Life will be easier when Mia starts school. But they’re both still so young it’s hard to imagine that one day the girls will grow up and move out and it will be just the two of us again.’


‘I don’t feel any resentment that our life now is all about the family — we both adore our girls. Most evenings, once they’re in bed, we’ll fill one another in about what’s been happening at work or home, but there are times when we sit slumped in front of the TV, too exhausted to exchange a word.

'If we want to go out for a romantic meal, we have to plan it well in advance so we can arrange a baby-sitter. But that makes me appreciate the time we do spend together as a couple all the more.

'Obviously, we can no longer make love whenever we fancy, but that means we make more of an effort when we do.

'I’m not a lovey-dovey romantic guy who’s always paying my wife compliments, but I do feel very lucky to be married to Kim. She’s a great mum and wife.’

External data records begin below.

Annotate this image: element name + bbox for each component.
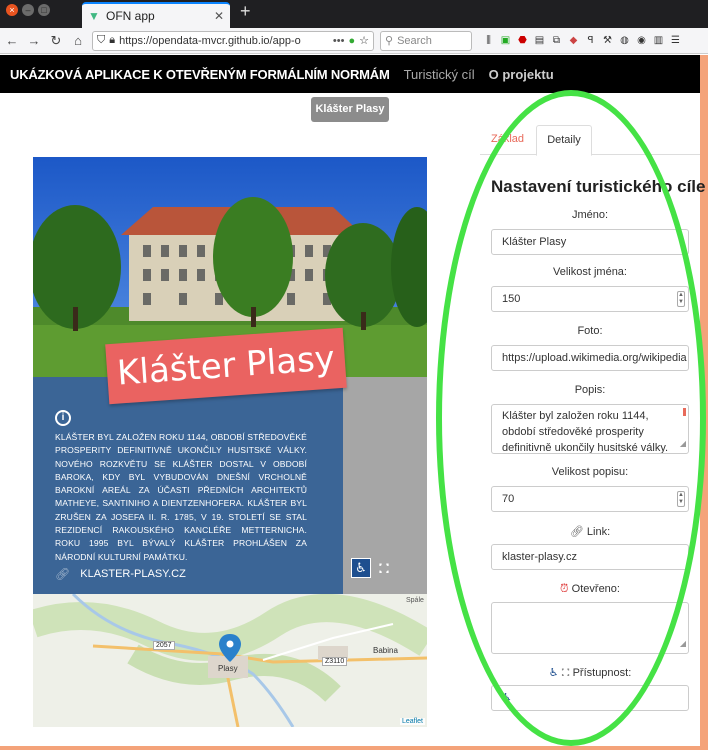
textarea-scrollbar[interactable] bbox=[683, 408, 686, 416]
description-label: Popis: bbox=[574, 384, 606, 396]
map-label-z3110: Z3110 bbox=[322, 657, 348, 666]
nav-o-projektu[interactable]: O projektu bbox=[489, 67, 554, 82]
link-chain-icon: 🔗︎ bbox=[569, 526, 584, 538]
back-icon[interactable]: ← bbox=[4, 33, 20, 49]
name-size-label: Velikost jména: bbox=[553, 266, 627, 278]
access-label-row: ♿︎ ⛚ Přístupnost: bbox=[491, 666, 689, 680]
extension-globe-icon[interactable]: ● bbox=[348, 35, 355, 47]
name-size-value: 150 bbox=[502, 293, 521, 305]
access-input[interactable]: ♿︎ bbox=[491, 685, 689, 711]
map-label-plasy: Plasy bbox=[218, 664, 238, 673]
sidebar-icon[interactable]: ▥ bbox=[652, 34, 665, 47]
home-icon[interactable]: ⌂ bbox=[70, 33, 86, 49]
access-ramp-icon: ⛚ bbox=[561, 667, 570, 679]
app-header: UKÁZKOVÁ APLIKACE K OTEVŘENÝM FORMÁLNÍM … bbox=[0, 55, 700, 93]
window-controls: × – □ bbox=[0, 0, 58, 28]
info-icon: i bbox=[55, 410, 71, 426]
wheelchair-icon: ♿︎ bbox=[351, 558, 371, 578]
adblock-icon[interactable]: ⬣ bbox=[516, 34, 529, 47]
open-label: Otevřeno: bbox=[571, 583, 620, 595]
tab-title: OFN app bbox=[106, 9, 155, 23]
tab-detaily[interactable]: Detaily bbox=[536, 125, 592, 156]
description-textarea[interactable]: Klášter byl založen roku 1144, období st… bbox=[491, 404, 689, 454]
new-tab-icon[interactable]: + bbox=[230, 1, 251, 28]
extension-red-icon[interactable]: ◆ bbox=[567, 34, 580, 47]
tab-zaklad[interactable]: Základ bbox=[491, 133, 524, 145]
account-icon[interactable]: ◉ bbox=[635, 34, 648, 47]
minimize-window-icon[interactable]: – bbox=[22, 4, 34, 16]
extension-ball-icon[interactable]: ◍ bbox=[618, 34, 631, 47]
name-label: Jméno: bbox=[571, 209, 609, 221]
close-window-icon[interactable]: × bbox=[6, 4, 18, 16]
photo-input[interactable]: https://upload.wikimedia.org/wikipedia bbox=[491, 345, 689, 371]
description-text: Klášter byl založen roku 1144, období st… bbox=[502, 410, 669, 454]
search-box[interactable]: ⚲ Search bbox=[380, 30, 472, 51]
settings-panel: Základ Detaily Nastavení turistického cí… bbox=[480, 120, 705, 740]
leaflet-attribution[interactable]: Leaflet bbox=[399, 718, 425, 725]
access-selected-icon: ♿︎ bbox=[502, 692, 512, 704]
name-input[interactable]: Klášter Plasy bbox=[491, 229, 689, 255]
place-select-button[interactable]: Klášter Plasy bbox=[311, 97, 389, 122]
map-label-spale: Spále bbox=[406, 597, 424, 604]
card-description: KLÁŠTER BYL ZALOŽEN ROKU 1144, OBDOBÍ ST… bbox=[55, 432, 307, 562]
library-icon[interactable]: ⫼ bbox=[482, 34, 495, 47]
preview-card: Klášter Plasy i KLÁŠTER BYL ZALOŽEN ROKU… bbox=[33, 157, 427, 727]
link-label: Link: bbox=[586, 526, 611, 538]
description-size-label: Velikost popisu: bbox=[551, 466, 629, 478]
nav-turisticky-cil[interactable]: Turistický cíl bbox=[404, 67, 475, 82]
accent-side-bar bbox=[700, 55, 708, 750]
chain-link-icon: 🔗︎ bbox=[55, 567, 71, 581]
url-text: https://opendata-mvcr.github.io/app-o bbox=[119, 34, 301, 47]
bookmark-star-icon[interactable]: ☆ bbox=[359, 34, 369, 47]
alarm-clock-icon: ⏰︎ bbox=[560, 583, 569, 595]
extension-tool-icon[interactable]: ⚒ bbox=[601, 34, 614, 47]
link-input[interactable]: klaster-plasy.cz bbox=[491, 544, 689, 570]
panel-heading: Nastavení turistického cíle bbox=[491, 177, 706, 196]
address-bar[interactable]: ⛉ 🔒︎ https://opendata-mvcr.github.io/app… bbox=[92, 30, 374, 51]
open-label-row: ⏰︎ Otevřeno: bbox=[491, 583, 689, 596]
search-placeholder: Search bbox=[397, 34, 432, 47]
close-tab-icon[interactable]: ✕ bbox=[214, 9, 224, 23]
reader-icon[interactable]: ▤ bbox=[533, 34, 546, 47]
vue-favicon-icon: ▼ bbox=[88, 9, 100, 23]
forward-icon[interactable]: → bbox=[26, 33, 42, 49]
link-label-row: 🔗︎ Link: bbox=[491, 525, 689, 538]
card-link-text[interactable]: KLASTER-PLASY.CZ bbox=[80, 568, 186, 580]
reload-icon[interactable]: ↻ bbox=[48, 33, 64, 49]
map-label-2057: 2057 bbox=[153, 641, 175, 650]
browser-tab-bar: × – □ ▼ OFN app ✕ + bbox=[0, 0, 708, 28]
accessibility-icons: ♿︎ ⛚ bbox=[351, 558, 394, 578]
maximize-window-icon[interactable]: □ bbox=[38, 4, 50, 16]
name-size-input[interactable]: 150 ▲ ▼ bbox=[491, 286, 689, 312]
access-wheelchair-icon: ♿︎ bbox=[548, 667, 559, 679]
panel-tabs: Základ Detaily bbox=[480, 125, 700, 156]
page-actions-icon[interactable]: ••• bbox=[333, 35, 345, 47]
browser-tab[interactable]: ▼ OFN app ✕ bbox=[82, 2, 230, 28]
app-brand[interactable]: UKÁZKOVÁ APLIKACE K OTEVŘENÝM FORMÁLNÍM … bbox=[10, 67, 390, 82]
screenshot-icon[interactable]: ⧉ bbox=[550, 34, 563, 47]
extension-icon[interactable]: ▣ bbox=[499, 34, 512, 47]
toolbar-extensions: ⫼ ▣ ⬣ ▤ ⧉ ◆ ꟼ ⚒ ◍ ◉ ▥ ☰ bbox=[482, 34, 682, 47]
name-size-stepper-icon[interactable]: ▲ ▼ bbox=[677, 291, 685, 307]
location-map[interactable]: 2057 Plasy Z3110 Babina Spále Leaflet bbox=[33, 594, 427, 727]
menu-icon[interactable]: ☰ bbox=[669, 34, 682, 47]
access-label: Přístupnost: bbox=[572, 667, 632, 679]
description-size-value: 70 bbox=[502, 493, 515, 505]
open-resize-grip-icon[interactable]: ◢ bbox=[680, 636, 686, 652]
extension-pen-icon[interactable]: ꟼ bbox=[584, 34, 597, 47]
shield-icon: ⛉ bbox=[97, 34, 106, 46]
card-link-row[interactable]: 🔗︎ KLASTER-PLASY.CZ bbox=[55, 567, 186, 581]
description-size-input[interactable]: 70 ▲ ▼ bbox=[491, 486, 689, 512]
lock-icon: 🔒︎ bbox=[109, 34, 116, 46]
open-hours-textarea[interactable]: ◢ bbox=[491, 602, 689, 654]
photo-label: Foto: bbox=[577, 325, 603, 337]
map-label-babina: Babina bbox=[373, 646, 398, 655]
ramp-icon: ⛚ bbox=[378, 560, 389, 576]
resize-grip-icon[interactable]: ◢ bbox=[680, 436, 686, 452]
search-icon: ⚲ bbox=[385, 35, 394, 47]
description-size-stepper-icon[interactable]: ▲ ▼ bbox=[677, 491, 685, 507]
browser-nav-bar: ← → ↻ ⌂ ⛉ 🔒︎ https://opendata-mvcr.githu… bbox=[0, 28, 708, 54]
accent-bottom-bar bbox=[0, 746, 708, 750]
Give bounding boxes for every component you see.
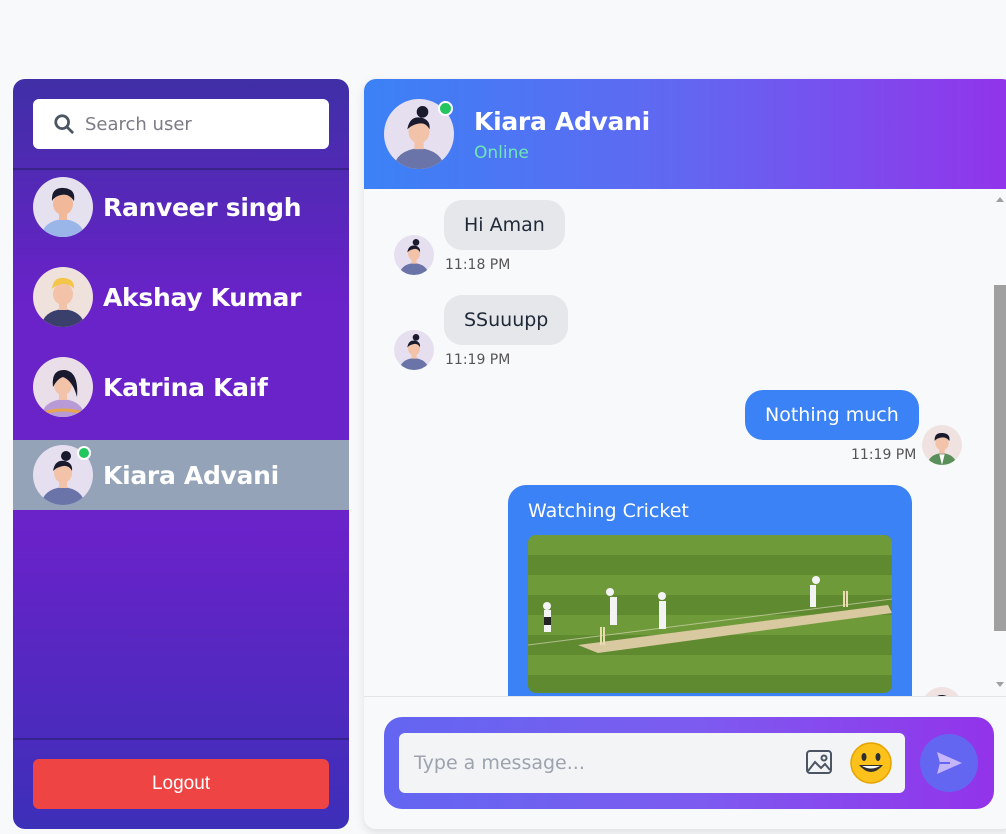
avatar bbox=[33, 357, 93, 417]
online-indicator bbox=[438, 101, 453, 116]
contact-name: Kiara Advani bbox=[103, 460, 279, 490]
chat-avatar bbox=[384, 99, 454, 169]
scroll-thumb[interactable] bbox=[994, 285, 1006, 631]
contact-name: Akshay Kumar bbox=[103, 282, 302, 312]
message-time: 11:19 PM bbox=[851, 447, 917, 463]
message-bubble-incoming: SSuuupp bbox=[444, 295, 569, 345]
message-bubble-image: Watching Cricket bbox=[508, 485, 912, 696]
message-list[interactable]: Hi Aman 11:18 PM SSuuupp 11:19 PM Nothin… bbox=[364, 189, 1006, 696]
image-caption: Watching Cricket bbox=[528, 500, 689, 522]
sender-avatar bbox=[394, 235, 434, 275]
divider bbox=[13, 738, 349, 740]
cricket-photo[interactable] bbox=[528, 535, 892, 693]
contact-item-akshay[interactable]: Akshay Kumar bbox=[13, 262, 349, 332]
message-field[interactable] bbox=[399, 733, 905, 793]
avatar bbox=[33, 445, 93, 505]
chat-header: Kiara Advani Online bbox=[364, 79, 1006, 189]
contact-name: Ranveer singh bbox=[103, 192, 302, 222]
message-composer bbox=[384, 717, 994, 809]
contact-name: Katrina Kaif bbox=[103, 372, 268, 402]
divider bbox=[13, 168, 349, 170]
sender-avatar bbox=[394, 330, 434, 370]
contact-item-ranveer[interactable]: Ranveer singh bbox=[13, 172, 349, 242]
contact-item-katrina[interactable]: Katrina Kaif bbox=[13, 352, 349, 422]
contact-item-kiara[interactable]: Kiara Advani bbox=[13, 440, 349, 510]
online-indicator bbox=[77, 446, 91, 460]
scroll-up-arrow-icon[interactable] bbox=[996, 197, 1004, 202]
avatar bbox=[33, 267, 93, 327]
message-bubble-incoming: Hi Aman bbox=[444, 200, 565, 250]
send-icon bbox=[937, 752, 962, 774]
search-box[interactable] bbox=[33, 99, 329, 149]
chat-panel: Kiara Advani Online Hi Aman 11:18 PM SSu… bbox=[364, 79, 1006, 829]
avatar bbox=[33, 177, 93, 237]
image-icon[interactable] bbox=[805, 749, 833, 775]
scroll-down-arrow-icon[interactable] bbox=[996, 682, 1004, 687]
search-icon bbox=[54, 114, 74, 134]
message-bubble-outgoing: Nothing much bbox=[745, 390, 919, 440]
message-time: 11:19 PM bbox=[445, 352, 511, 368]
divider bbox=[364, 696, 1006, 697]
sender-avatar bbox=[922, 687, 962, 696]
chat-contact-status: Online bbox=[474, 143, 529, 163]
sidebar: Ranveer singh Akshay Kumar Katrina Kaif … bbox=[13, 79, 349, 829]
sender-avatar bbox=[922, 425, 962, 465]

Julie Shaw, 53, an author, and husband Ben, 54, live in Bridlington, East Yorkshire. Julie has two children from a previous marriage, Kylie, 32, and Scott, 31, who Ben has helped to raise, and six grandchildren. They now foster.


Ben is my second husband. My first marriage was very unhappy — I divorced my ex on the grounds of his unreasonable behaviour — so it was really important to me to make a success of this one.

We married within 18 months of getting together and in the early days had quite a volatile relationship. Most of the rows were started by me: I was determined never to be told what to do by a man again.

I’m lucky that Ben was happy to bear with me, and prove he wasn’t trying to control me, one of the many reasons I love him.
Sex has always been a very important part of our relationship though, to put it bluntly, we’ve gone from making love twice a day to once every two days over the years - Ben

We still have a very physical relationship.

Intimacy, honesty and laughter have all been major factors in the success of our marriage. The other secret to staying together has been training as specialist foster carers.

I found it very hard to bear when my children left home a decade ago, but this has given us a whole new focus.

These days we’re much more laid back and will only bicker a couple of times a month — usually about whose turn it is to put the bins out.

Like Theresa May with her husband, I insist it’s Ben’s job, while he says we should take turns.’